Аннотация: Геннадий Каневский. Как если бы. Стихотворения. Геликон Плюс Амфора, СПб, 2006. - 100 с.
Хорошо ли у вас с античностью? А знаете... в сущности, и наплевать, как у вас с ней.
В культуре, держащей паузу в корневом - нравственном - развитии, поэт, раскочегаривающийся на "сюжетах", дароносен. Прилагательное от "тропов" - "тропический".
Ведь для кого-то Протей - бог Скуки, а кому-то он - бог Театра, вызволенный Феллини для службы вселенскому кинематографу.
Читая Геннадия Каневского, дыхание близкого карнавала чувствуешь постоянно. Порой и смысловой ряд его откровенно киношно-книжен, и после сеанса долго трясешь головой - где был? Не давали ль тебе под видом просмотра немой довоенной ленты сеанс фрейдистской психоаналитики и не ехидно ль сейчас, выпроводив тебя, разбирает доктор свои записи?
Но ведь есть же пространство, которому дан
Не бессмысленной дудочки звук,
Не убитый давно символистами Пан -
А горячий, бессонный, живой океан
Наших слов, наших тел, наших рук?
Наверняка! И хмурое лукавство, природняющее мировые байки, и вольничающий со слогом сарказм сопоставлений - приглашают в свободу тайную, священную, наедине с ночью и собой.
вот - краткий свет и мрамор подкидной
и снова - перегона перегной
и с каждою минутой - всё темнее
Вольноотпущенник предпочитает вызов, куртуазное соперничество с бытием. И выигрыш предречен полемически, но (биология!) не сюжетно... Лети: ближние, как завещано маэстро Федерико, тянут за веревку вниз.
Отпустят ниточку - и небо пустоты
Бумажным голосом беседует с тобою
Затекает спеленутая петлей нога...
- Пусть не запомнят, где стоял,
Но как упал - споют
От них же, любимых, неделимых, и конспирология. В пробежках по мифологии вызрел в Каневском шутливый герой-разведчик, резидент-шифровальщик, инкогнитальный двойник-связист. Кому лучшая из наук -
свободы - давалась вне личин, за вычетом костюмированного безумия, пусть опровергнет всё наследие скопом, и все его языки с ударением на "ы".
Тупым предметом жизнь нанесена
Из-за угла. Теперь - болит затылок,
Внутри идет гражданская война,
И снится штукатурная стена,
Веревка, табуретка и обмылок.
Это - тоже герой. Кафки или Новалиса, Лондона с Манчестером, чёрта, наконец, в ступе, лишь бы подальше от изнурительного тиканья часов.
Спасительна хазарская генетика! Переезды сознания то на летние, то на зимние квартиры с чемоданами тщательно упакованных страстей, стопками томиков, перевязанными шпагатом... Если есть неизбывное, то век породивший, а не век продолживший. И даже - хваткость традиций - век примиражившийся, предпредыдущий, нашептанный у колыбельного изголовья нянюшкой-лагерной романисткой.

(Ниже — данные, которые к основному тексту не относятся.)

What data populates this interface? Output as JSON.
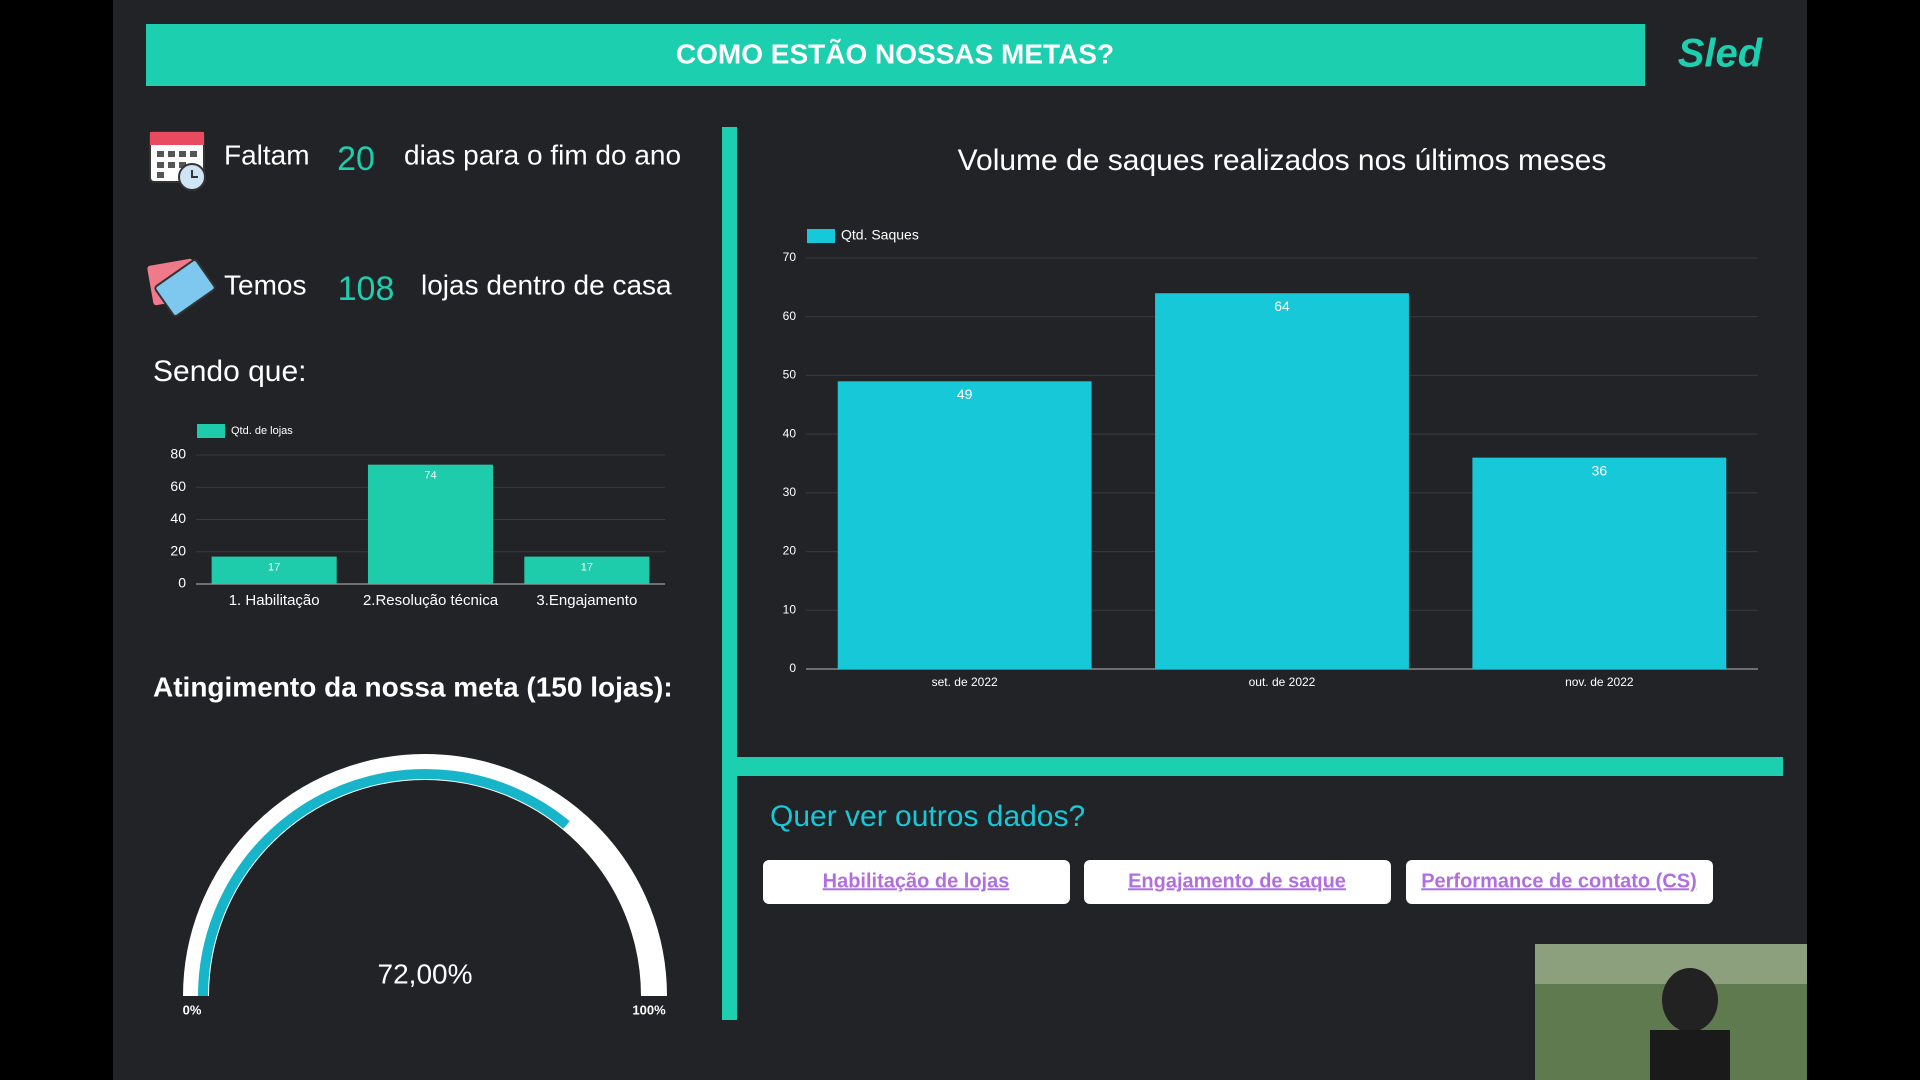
{
  "header": {
    "title": "COMO ESTÃO NOSSAS METAS?",
    "logo": "Sled"
  },
  "stats": [
    {
      "prefix": "Faltam",
      "number": 20,
      "suffix": "dias para o fim do ano"
    },
    {
      "prefix": "Temos",
      "number": 108,
      "suffix": "lojas dentro de casa"
    }
  ],
  "subheading": "Sendo que:",
  "gauge_heading": "Atingimento da nossa meta (150 lojas):",
  "links": {
    "heading": "Quer ver outros dados?",
    "buttons": [
      "Habilitação de lojas",
      "Engajamento de saque",
      "Performance de contato (CS)"
    ]
  },
  "chart_data": [
    {
      "type": "bar",
      "categories": [
        "1. Habilitação",
        "2.Resolução técnica",
        "3.Engajamento"
      ],
      "series": [
        {
          "name": "Qtd. de lojas",
          "color": "#1ecbab",
          "values": [
            17,
            74,
            17
          ]
        }
      ],
      "ylim": [
        0,
        80
      ],
      "yticks": [
        0,
        20,
        40,
        60,
        80
      ],
      "grid": true
    },
    {
      "type": "bar",
      "title": "Volume de saques realizados nos últimos meses",
      "categories": [
        "set. de 2022",
        "out. de 2022",
        "nov. de 2022"
      ],
      "series": [
        {
          "name": "Qtd. Saques",
          "color": "#17c8d8",
          "values": [
            49,
            64,
            36
          ]
        }
      ],
      "ylim": [
        0,
        70
      ],
      "yticks": [
        0,
        10,
        20,
        30,
        40,
        50,
        60,
        70
      ],
      "grid": true
    },
    {
      "type": "gauge",
      "value": 72,
      "value_label": "72,00%",
      "color": "#17b5c9",
      "min": {
        "value": 0,
        "label": "0%"
      },
      "max": {
        "value": 100,
        "label": "100%"
      }
    }
  ]
}
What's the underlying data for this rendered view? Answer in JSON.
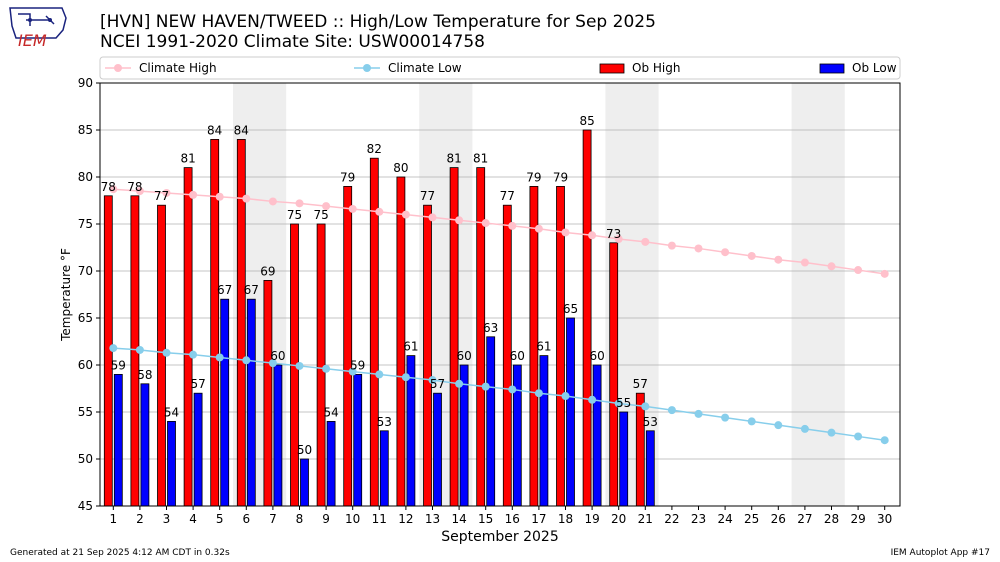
{
  "header": {
    "title_line1": "[HVN] NEW HAVEN/TWEED :: High/Low Temperature for Sep 2025",
    "title_line2": "NCEI 1991-2020 Climate Site: USW00014758",
    "logo_text": "IEM"
  },
  "footer": {
    "left": "Generated at 21 Sep 2025 4:12 AM CDT in 0.32s",
    "right": "IEM Autoplot App #17"
  },
  "colors": {
    "ob_high": "#ff0000",
    "ob_low": "#0000ff",
    "climate_high": "#ffc0cb",
    "climate_low": "#87ceeb",
    "weekend_shade": "#eeeeee"
  },
  "chart_data": {
    "type": "bar",
    "xlabel": "September 2025",
    "ylabel": "Temperature °F",
    "xlim": [
      1,
      30
    ],
    "ylim": [
      45,
      90
    ],
    "yticks": [
      45,
      50,
      55,
      60,
      65,
      70,
      75,
      80,
      85,
      90
    ],
    "grid": "horizontal",
    "legend_placement": "top",
    "legend": [
      "Climate High",
      "Climate Low",
      "Ob High",
      "Ob Low"
    ],
    "days": [
      1,
      2,
      3,
      4,
      5,
      6,
      7,
      8,
      9,
      10,
      11,
      12,
      13,
      14,
      15,
      16,
      17,
      18,
      19,
      20,
      21,
      22,
      23,
      24,
      25,
      26,
      27,
      28,
      29,
      30
    ],
    "weekend_spans": [
      [
        6,
        7
      ],
      [
        13,
        14
      ],
      [
        20,
        21
      ],
      [
        27,
        28
      ]
    ],
    "series": [
      {
        "name": "Ob High",
        "kind": "bar",
        "values": [
          78,
          78,
          77,
          81,
          84,
          84,
          69,
          75,
          75,
          79,
          82,
          80,
          77,
          81,
          81,
          77,
          79,
          79,
          85,
          73,
          57
        ]
      },
      {
        "name": "Ob Low",
        "kind": "bar",
        "values": [
          59,
          58,
          54,
          57,
          67,
          67,
          60,
          50,
          54,
          59,
          53,
          61,
          57,
          60,
          63,
          60,
          61,
          65,
          60,
          55,
          53
        ]
      },
      {
        "name": "Climate High",
        "kind": "line",
        "values": [
          78.7,
          78.5,
          78.3,
          78.1,
          77.9,
          77.7,
          77.4,
          77.2,
          76.9,
          76.6,
          76.3,
          76.0,
          75.7,
          75.4,
          75.1,
          74.8,
          74.5,
          74.1,
          73.8,
          73.4,
          73.1,
          72.7,
          72.4,
          72.0,
          71.6,
          71.2,
          70.9,
          70.5,
          70.1,
          69.7
        ]
      },
      {
        "name": "Climate Low",
        "kind": "line",
        "values": [
          61.8,
          61.6,
          61.3,
          61.1,
          60.8,
          60.5,
          60.2,
          59.9,
          59.6,
          59.3,
          59.0,
          58.7,
          58.4,
          58.0,
          57.7,
          57.4,
          57.0,
          56.7,
          56.3,
          55.9,
          55.6,
          55.2,
          54.8,
          54.4,
          54.0,
          53.6,
          53.2,
          52.8,
          52.4,
          52.0
        ]
      }
    ]
  }
}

И мы, свидетели сего, завидуем, легкости, с какой душа имеет везде по миру, где преклонить голову и где преклониться перед приветным и надменным Градом Истины. Он повсюду. Тем паче, что
Вернуться никому не суждено.
Стучи, топор. Жужжи, веретено.
Слоняйся, время, у калитки рая
Кощунственно добавить - стреляй, винтовка, и петля, - души. Ибо принимается отныне и навечно весь багаж на хранение и этими строками, нарочито лишенными запятых. Мода? Пусть ее. Улисстическое (улиссальное?) скольжение меж сиренных гласов - тоже глас. В строках Каневского предъявлены весомые счета к Старому Свету. Не за многообразие, но, скорее, за цепи общих дыханий, веками приковывающие к веслам не то что одиночками, но целыми племенами.

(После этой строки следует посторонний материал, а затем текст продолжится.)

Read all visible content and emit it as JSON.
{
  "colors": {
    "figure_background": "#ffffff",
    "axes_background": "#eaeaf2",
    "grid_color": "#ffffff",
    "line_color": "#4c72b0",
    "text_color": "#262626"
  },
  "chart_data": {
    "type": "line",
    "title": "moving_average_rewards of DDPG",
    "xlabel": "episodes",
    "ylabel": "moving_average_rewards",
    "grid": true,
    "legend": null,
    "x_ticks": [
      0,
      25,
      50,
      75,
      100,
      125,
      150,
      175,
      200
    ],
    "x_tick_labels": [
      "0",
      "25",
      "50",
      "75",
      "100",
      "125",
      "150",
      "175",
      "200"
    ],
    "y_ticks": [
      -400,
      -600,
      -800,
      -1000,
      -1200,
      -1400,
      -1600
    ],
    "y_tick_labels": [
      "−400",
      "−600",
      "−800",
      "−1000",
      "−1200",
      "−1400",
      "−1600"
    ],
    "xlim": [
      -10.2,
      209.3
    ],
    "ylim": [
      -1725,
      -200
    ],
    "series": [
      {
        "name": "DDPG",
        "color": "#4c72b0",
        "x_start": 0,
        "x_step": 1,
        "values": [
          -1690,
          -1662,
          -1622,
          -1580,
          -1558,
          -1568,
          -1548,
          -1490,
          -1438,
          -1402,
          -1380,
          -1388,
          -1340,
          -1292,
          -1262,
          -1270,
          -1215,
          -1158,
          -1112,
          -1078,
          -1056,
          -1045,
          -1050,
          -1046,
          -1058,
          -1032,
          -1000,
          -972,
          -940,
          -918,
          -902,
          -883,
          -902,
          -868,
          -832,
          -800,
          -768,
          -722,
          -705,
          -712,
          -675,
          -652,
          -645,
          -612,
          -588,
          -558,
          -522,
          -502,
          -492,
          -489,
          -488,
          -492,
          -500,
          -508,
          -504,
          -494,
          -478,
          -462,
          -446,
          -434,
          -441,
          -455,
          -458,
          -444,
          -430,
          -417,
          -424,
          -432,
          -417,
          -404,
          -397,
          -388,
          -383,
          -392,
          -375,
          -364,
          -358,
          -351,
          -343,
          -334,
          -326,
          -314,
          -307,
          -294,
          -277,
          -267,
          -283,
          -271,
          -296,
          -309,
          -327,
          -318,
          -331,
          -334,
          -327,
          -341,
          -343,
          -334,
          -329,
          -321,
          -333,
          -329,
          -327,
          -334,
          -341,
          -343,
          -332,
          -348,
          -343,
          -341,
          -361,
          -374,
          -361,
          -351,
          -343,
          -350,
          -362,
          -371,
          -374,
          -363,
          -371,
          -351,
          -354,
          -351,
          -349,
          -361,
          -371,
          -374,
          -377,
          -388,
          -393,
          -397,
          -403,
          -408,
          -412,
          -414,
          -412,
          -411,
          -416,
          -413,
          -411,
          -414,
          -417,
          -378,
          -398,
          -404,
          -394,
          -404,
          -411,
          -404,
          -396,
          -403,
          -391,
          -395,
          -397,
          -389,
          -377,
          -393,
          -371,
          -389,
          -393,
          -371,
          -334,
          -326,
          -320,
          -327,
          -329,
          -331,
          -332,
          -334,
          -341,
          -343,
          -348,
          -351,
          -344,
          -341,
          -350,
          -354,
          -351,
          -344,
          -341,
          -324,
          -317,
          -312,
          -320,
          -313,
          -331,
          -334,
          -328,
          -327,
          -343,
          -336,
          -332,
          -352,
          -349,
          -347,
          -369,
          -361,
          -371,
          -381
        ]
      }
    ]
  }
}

Блаженно гулять океанскими берегами правд, не примиряя их, но - примеряя. Зная, что конфликты безутешны, и лишь глупцы способны годами и судьбами перетирать тяжкие звенья. С галер два пути - в море и в хозяева галер. Не оттого ли лукавится в глазах победное счастье - гулять именно берегом, пока вдали, на рейде - отбивают склянки?